Shari Erickson, MPH, ACP vice president of governmental affairs and medical practice, notes that setting those thresholds will be tricky during the first year, given that there won’t be previous data across the categories.
In thinking through how to implement the necessary changes, physicians and practices should take bite-sized steps and not try to do everything at once, tailoring their approach to the size and nature of their practices, she says.

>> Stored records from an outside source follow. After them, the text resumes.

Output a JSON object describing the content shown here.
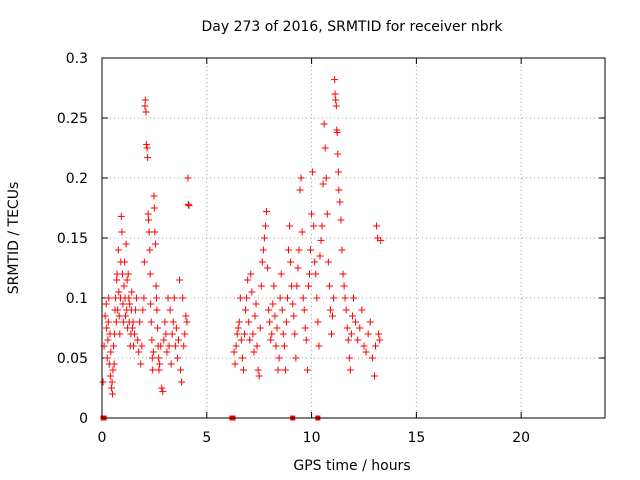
{
  "chart_data": {
    "type": "scatter",
    "title": "Day 273 of 2016, SRMTID for receiver nbrk",
    "xlabel": "GPS time / hours",
    "ylabel": "SRMTID / TECUs",
    "xlim": [
      0,
      24
    ],
    "ylim": [
      0,
      0.3
    ],
    "xticks": [
      0,
      5,
      10,
      15,
      20
    ],
    "xtick_labels": [
      "0",
      "5",
      "10",
      "15",
      "20"
    ],
    "yticks": [
      0,
      0.05,
      0.1,
      0.15,
      0.2,
      0.25,
      0.3
    ],
    "ytick_labels": [
      "0",
      "0.05",
      "0.1",
      "0.15",
      "0.2",
      "0.25",
      "0.3"
    ],
    "grid": true,
    "marker_color": "#ff0000",
    "series": [
      {
        "name": "SRMTID",
        "marker": "plus",
        "points": [
          [
            0.05,
            0.03
          ],
          [
            0.1,
            0.06
          ],
          [
            0.15,
            0.085
          ],
          [
            0.2,
            0.095
          ],
          [
            0.22,
            0.075
          ],
          [
            0.25,
            0.05
          ],
          [
            0.28,
            0.065
          ],
          [
            0.3,
            0.08
          ],
          [
            0.32,
            0.1
          ],
          [
            0.35,
            0.045
          ],
          [
            0.38,
            0.07
          ],
          [
            0.4,
            0.035
          ],
          [
            0.42,
            0.055
          ],
          [
            0.45,
            0.025
          ],
          [
            0.48,
            0.03
          ],
          [
            0.5,
            0.02
          ],
          [
            0.52,
            0.04
          ],
          [
            0.55,
            0.06
          ],
          [
            0.58,
            0.045
          ],
          [
            0.6,
            0.07
          ],
          [
            0.62,
            0.09
          ],
          [
            0.65,
            0.1
          ],
          [
            0.68,
            0.08
          ],
          [
            0.7,
            0.115
          ],
          [
            0.72,
            0.12
          ],
          [
            0.75,
            0.09
          ],
          [
            0.78,
            0.14
          ],
          [
            0.8,
            0.105
          ],
          [
            0.82,
            0.085
          ],
          [
            0.85,
            0.07
          ],
          [
            0.88,
            0.1
          ],
          [
            0.9,
            0.13
          ],
          [
            0.92,
            0.168
          ],
          [
            0.95,
            0.155
          ],
          [
            0.98,
            0.12
          ],
          [
            1.0,
            0.095
          ],
          [
            1.02,
            0.08
          ],
          [
            1.05,
            0.11
          ],
          [
            1.08,
            0.13
          ],
          [
            1.1,
            0.1
          ],
          [
            1.12,
            0.085
          ],
          [
            1.15,
            0.145
          ],
          [
            1.18,
            0.09
          ],
          [
            1.2,
            0.115
          ],
          [
            1.22,
            0.075
          ],
          [
            1.25,
            0.12
          ],
          [
            1.28,
            0.1
          ],
          [
            1.3,
            0.08
          ],
          [
            1.32,
            0.095
          ],
          [
            1.35,
            0.06
          ],
          [
            1.38,
            0.07
          ],
          [
            1.4,
            0.09
          ],
          [
            1.42,
            0.105
          ],
          [
            1.45,
            0.075
          ],
          [
            1.48,
            0.08
          ],
          [
            1.5,
            0.06
          ],
          [
            1.55,
            0.07
          ],
          [
            1.6,
            0.09
          ],
          [
            1.65,
            0.1
          ],
          [
            1.7,
            0.065
          ],
          [
            1.75,
            0.055
          ],
          [
            1.8,
            0.08
          ],
          [
            1.85,
            0.045
          ],
          [
            1.9,
            0.06
          ],
          [
            1.95,
            0.09
          ],
          [
            2.0,
            0.1
          ],
          [
            2.02,
            0.13
          ],
          [
            2.05,
            0.26
          ],
          [
            2.07,
            0.265
          ],
          [
            2.1,
            0.255
          ],
          [
            2.12,
            0.228
          ],
          [
            2.15,
            0.225
          ],
          [
            2.18,
            0.217
          ],
          [
            2.2,
            0.17
          ],
          [
            2.22,
            0.165
          ],
          [
            2.25,
            0.155
          ],
          [
            2.28,
            0.14
          ],
          [
            2.3,
            0.12
          ],
          [
            2.32,
            0.095
          ],
          [
            2.35,
            0.08
          ],
          [
            2.38,
            0.065
          ],
          [
            2.4,
            0.05
          ],
          [
            2.42,
            0.04
          ],
          [
            2.45,
            0.055
          ],
          [
            2.48,
            0.185
          ],
          [
            2.5,
            0.175
          ],
          [
            2.52,
            0.155
          ],
          [
            2.55,
            0.145
          ],
          [
            2.58,
            0.11
          ],
          [
            2.6,
            0.1
          ],
          [
            2.62,
            0.09
          ],
          [
            2.65,
            0.075
          ],
          [
            2.68,
            0.06
          ],
          [
            2.7,
            0.05
          ],
          [
            2.72,
            0.04
          ],
          [
            2.75,
            0.045
          ],
          [
            2.8,
            0.06
          ],
          [
            2.85,
            0.025
          ],
          [
            2.9,
            0.022
          ],
          [
            2.95,
            0.065
          ],
          [
            3.0,
            0.08
          ],
          [
            3.05,
            0.07
          ],
          [
            3.1,
            0.055
          ],
          [
            3.15,
            0.1
          ],
          [
            3.2,
            0.06
          ],
          [
            3.25,
            0.09
          ],
          [
            3.3,
            0.045
          ],
          [
            3.35,
            0.07
          ],
          [
            3.4,
            0.08
          ],
          [
            3.45,
            0.1
          ],
          [
            3.5,
            0.06
          ],
          [
            3.55,
            0.075
          ],
          [
            3.6,
            0.05
          ],
          [
            3.65,
            0.065
          ],
          [
            3.7,
            0.115
          ],
          [
            3.75,
            0.04
          ],
          [
            3.8,
            0.03
          ],
          [
            3.85,
            0.1
          ],
          [
            3.9,
            0.06
          ],
          [
            3.95,
            0.07
          ],
          [
            4.0,
            0.085
          ],
          [
            4.05,
            0.08
          ],
          [
            4.1,
            0.2
          ],
          [
            4.12,
            0.178
          ],
          [
            4.15,
            0.177
          ],
          [
            6.3,
            0.055
          ],
          [
            6.35,
            0.045
          ],
          [
            6.4,
            0.06
          ],
          [
            6.45,
            0.07
          ],
          [
            6.5,
            0.075
          ],
          [
            6.55,
            0.08
          ],
          [
            6.6,
            0.1
          ],
          [
            6.65,
            0.065
          ],
          [
            6.7,
            0.05
          ],
          [
            6.75,
            0.04
          ],
          [
            6.8,
            0.07
          ],
          [
            6.85,
            0.09
          ],
          [
            6.9,
            0.1
          ],
          [
            6.95,
            0.115
          ],
          [
            7.0,
            0.08
          ],
          [
            7.05,
            0.065
          ],
          [
            7.1,
            0.12
          ],
          [
            7.15,
            0.105
          ],
          [
            7.2,
            0.07
          ],
          [
            7.25,
            0.055
          ],
          [
            7.3,
            0.085
          ],
          [
            7.35,
            0.095
          ],
          [
            7.4,
            0.06
          ],
          [
            7.45,
            0.04
          ],
          [
            7.5,
            0.035
          ],
          [
            7.55,
            0.075
          ],
          [
            7.6,
            0.11
          ],
          [
            7.65,
            0.13
          ],
          [
            7.7,
            0.14
          ],
          [
            7.75,
            0.15
          ],
          [
            7.8,
            0.16
          ],
          [
            7.85,
            0.172
          ],
          [
            7.9,
            0.125
          ],
          [
            7.95,
            0.09
          ],
          [
            8.0,
            0.08
          ],
          [
            8.05,
            0.065
          ],
          [
            8.1,
            0.07
          ],
          [
            8.15,
            0.095
          ],
          [
            8.2,
            0.11
          ],
          [
            8.25,
            0.085
          ],
          [
            8.3,
            0.06
          ],
          [
            8.35,
            0.075
          ],
          [
            8.4,
            0.04
          ],
          [
            8.45,
            0.05
          ],
          [
            8.5,
            0.1
          ],
          [
            8.55,
            0.12
          ],
          [
            8.6,
            0.09
          ],
          [
            8.65,
            0.07
          ],
          [
            8.7,
            0.06
          ],
          [
            8.75,
            0.04
          ],
          [
            8.8,
            0.08
          ],
          [
            8.85,
            0.1
          ],
          [
            8.9,
            0.14
          ],
          [
            8.95,
            0.16
          ],
          [
            9.0,
            0.13
          ],
          [
            9.05,
            0.11
          ],
          [
            9.1,
            0.095
          ],
          [
            9.15,
            0.085
          ],
          [
            9.2,
            0.07
          ],
          [
            9.25,
            0.05
          ],
          [
            9.3,
            0.11
          ],
          [
            9.35,
            0.125
          ],
          [
            9.4,
            0.14
          ],
          [
            9.45,
            0.19
          ],
          [
            9.5,
            0.2
          ],
          [
            9.55,
            0.155
          ],
          [
            9.6,
            0.1
          ],
          [
            9.65,
            0.09
          ],
          [
            9.7,
            0.075
          ],
          [
            9.75,
            0.065
          ],
          [
            9.8,
            0.04
          ],
          [
            9.85,
            0.11
          ],
          [
            9.9,
            0.12
          ],
          [
            9.95,
            0.14
          ],
          [
            10.0,
            0.17
          ],
          [
            10.05,
            0.205
          ],
          [
            10.1,
            0.16
          ],
          [
            10.15,
            0.13
          ],
          [
            10.2,
            0.12
          ],
          [
            10.25,
            0.1
          ],
          [
            10.3,
            0.08
          ],
          [
            10.35,
            0.06
          ],
          [
            10.4,
            0.135
          ],
          [
            10.45,
            0.148
          ],
          [
            10.5,
            0.16
          ],
          [
            10.55,
            0.195
          ],
          [
            10.6,
            0.245
          ],
          [
            10.65,
            0.225
          ],
          [
            10.7,
            0.2
          ],
          [
            10.75,
            0.17
          ],
          [
            10.8,
            0.13
          ],
          [
            10.85,
            0.11
          ],
          [
            10.9,
            0.09
          ],
          [
            10.95,
            0.07
          ],
          [
            11.0,
            0.085
          ],
          [
            11.05,
            0.1
          ],
          [
            11.1,
            0.282
          ],
          [
            11.12,
            0.27
          ],
          [
            11.15,
            0.265
          ],
          [
            11.18,
            0.26
          ],
          [
            11.2,
            0.24
          ],
          [
            11.22,
            0.238
          ],
          [
            11.25,
            0.22
          ],
          [
            11.28,
            0.205
          ],
          [
            11.3,
            0.19
          ],
          [
            11.35,
            0.18
          ],
          [
            11.4,
            0.165
          ],
          [
            11.45,
            0.14
          ],
          [
            11.5,
            0.12
          ],
          [
            11.55,
            0.11
          ],
          [
            11.6,
            0.1
          ],
          [
            11.65,
            0.09
          ],
          [
            11.7,
            0.075
          ],
          [
            11.75,
            0.065
          ],
          [
            11.8,
            0.05
          ],
          [
            11.85,
            0.04
          ],
          [
            11.9,
            0.07
          ],
          [
            11.95,
            0.085
          ],
          [
            12.0,
            0.1
          ],
          [
            12.1,
            0.08
          ],
          [
            12.2,
            0.065
          ],
          [
            12.3,
            0.075
          ],
          [
            12.4,
            0.09
          ],
          [
            12.5,
            0.06
          ],
          [
            12.6,
            0.055
          ],
          [
            12.7,
            0.07
          ],
          [
            12.8,
            0.08
          ],
          [
            12.9,
            0.05
          ],
          [
            13.0,
            0.035
          ],
          [
            13.05,
            0.06
          ],
          [
            13.1,
            0.16
          ],
          [
            13.15,
            0.15
          ],
          [
            13.2,
            0.07
          ],
          [
            13.25,
            0.065
          ],
          [
            13.3,
            0.148
          ],
          [
            0.05,
            0.0
          ],
          [
            0.1,
            0.0
          ],
          [
            6.2,
            0.0
          ],
          [
            6.25,
            0.0
          ],
          [
            9.1,
            0.0
          ],
          [
            10.3,
            0.0
          ]
        ]
      }
    ]
  }
}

Among Erickson’s recommendations:
make sure you understand the law;
test your Meaningful Use procedures in 2016 because many of its components will continue forward;
continue to participate in PQRS because it’s not going away all at once;
survey the 90 options to date for clinical practice improvement activities to see which ones would best fit your practice; and
use the to existing feedback reports to measure your performance.
Robert McLean, MD, chair of the ACP’s medical practice and quality committee, says that simplifying Meaningful Use will help practices such as his, Northeast Medical Group in New Haven, Connecticut. He has testified before Congress, expressing concerns about the paperwork he deals with while attempting to care for patients.
“I just don’t want to take time away from patients to deal with administrative issues on a daily basis,” McLean says. “It is pretty remarkable when you get notes from specialists with pages and pages of things completely unrelated [to medical care] because they have to check boxes related to Meaningful Use. It is getting increasingly difficult to garner meaningful information.”